Williamsburg resident Lora Lee Gayer shines in Roundabout’s Broadway production of ‘Holiday Inn,’ the new Irving Berlin musical
On a recent gray, chilly, autumn morning (more San Francisco in late July than New York in early October), I was seated at a cozy, postage stamp-size Williamsburg coffee shop on Metropolitan Avenue. Called The Sweatshop, and owned by a wryly affable group of Aussies, it appeared to be the perfect spot for me to interview Lora Lee Gayer, who lives in Williamsburg and is one of the stars of the Roundabout’s rapturous new production of Irving Berlin’s “Holiday Inn” at Studio 54. The only fly in the ointment was the noise: the jackhammer across the street at a construction site; the constant drone of lurching, lumbering semis going east and west on Metropolitan; and the shop’s background soundtrack of alt-rock. Would my iPhone be up to clearly recording the interview?
The night before, I had seen Gayer’s lovely performance as Linda Mason in “Holiday Inn.” This “New Irving Berlin Musical” is based on the 1942 Paramount film of the same name directed by Mark Sandrich (director of some of the most indelible Astaire and Rogers movies.) That film starred Bing Crosby, Fred Astaire and Marjorie Reynolds. Halfway through the filming, which took place in Hollywood and Sonoma County (subbing for Connecticut), the Japanese attacked Pearl Harbor and America entered World War II. The film premiered in February of 1942 at the Paramount Theatre in Times Square.
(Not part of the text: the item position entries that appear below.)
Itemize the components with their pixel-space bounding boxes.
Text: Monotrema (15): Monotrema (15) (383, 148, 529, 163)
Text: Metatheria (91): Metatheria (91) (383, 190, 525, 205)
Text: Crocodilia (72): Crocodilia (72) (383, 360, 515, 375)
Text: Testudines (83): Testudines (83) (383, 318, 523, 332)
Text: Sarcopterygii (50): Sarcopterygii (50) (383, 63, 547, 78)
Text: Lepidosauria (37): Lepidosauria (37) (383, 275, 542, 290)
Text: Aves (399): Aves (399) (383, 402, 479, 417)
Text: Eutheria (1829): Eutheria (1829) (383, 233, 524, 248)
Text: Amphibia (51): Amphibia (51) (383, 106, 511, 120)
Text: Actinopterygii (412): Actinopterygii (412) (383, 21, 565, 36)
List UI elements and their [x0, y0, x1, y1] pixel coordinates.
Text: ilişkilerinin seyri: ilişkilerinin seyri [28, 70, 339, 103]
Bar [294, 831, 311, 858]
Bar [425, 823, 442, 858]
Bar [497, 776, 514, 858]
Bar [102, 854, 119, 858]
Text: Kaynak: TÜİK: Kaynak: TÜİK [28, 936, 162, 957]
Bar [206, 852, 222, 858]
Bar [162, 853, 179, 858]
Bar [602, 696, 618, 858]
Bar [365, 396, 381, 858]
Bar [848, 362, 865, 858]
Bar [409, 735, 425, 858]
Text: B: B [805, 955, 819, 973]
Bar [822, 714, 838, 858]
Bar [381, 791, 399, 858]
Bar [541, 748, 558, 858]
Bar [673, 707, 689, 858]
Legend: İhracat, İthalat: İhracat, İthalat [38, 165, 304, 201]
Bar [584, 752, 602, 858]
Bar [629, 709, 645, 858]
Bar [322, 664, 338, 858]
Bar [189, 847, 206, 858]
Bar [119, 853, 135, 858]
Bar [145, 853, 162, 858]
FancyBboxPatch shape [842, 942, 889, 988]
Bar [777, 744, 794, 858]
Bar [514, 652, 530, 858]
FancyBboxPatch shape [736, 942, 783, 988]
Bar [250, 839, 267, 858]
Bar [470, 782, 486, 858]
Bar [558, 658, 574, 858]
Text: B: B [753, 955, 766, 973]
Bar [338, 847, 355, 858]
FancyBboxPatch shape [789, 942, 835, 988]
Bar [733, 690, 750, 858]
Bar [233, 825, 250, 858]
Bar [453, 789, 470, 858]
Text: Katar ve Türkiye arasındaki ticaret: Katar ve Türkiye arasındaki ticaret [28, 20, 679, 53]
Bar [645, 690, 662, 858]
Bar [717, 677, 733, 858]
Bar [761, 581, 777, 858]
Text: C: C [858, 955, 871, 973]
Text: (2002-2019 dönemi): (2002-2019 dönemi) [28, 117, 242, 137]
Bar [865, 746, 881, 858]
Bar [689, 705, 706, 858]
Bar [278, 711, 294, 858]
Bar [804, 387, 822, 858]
It went on to become the highest grossing musical to that time.
“Holiday Inn” also introduced to worldwide audiences what is indisputably the most popular Christmas song ever written: “White Christmas.” Crosby’s version of the song is the bestselling single of all time, and other versions of the song have sold 150 million copies. Berlin, who was Jewish, had been worried that the song was second-rate and, in fact, initially “Be Careful, It’s My Heart” had been the hit song from the film. But by November of 1942, “White Christmas” was Number 1 on Billboard’s charts — and would stay there for 12 weeks running. Berlin needn’t have had any tsuris.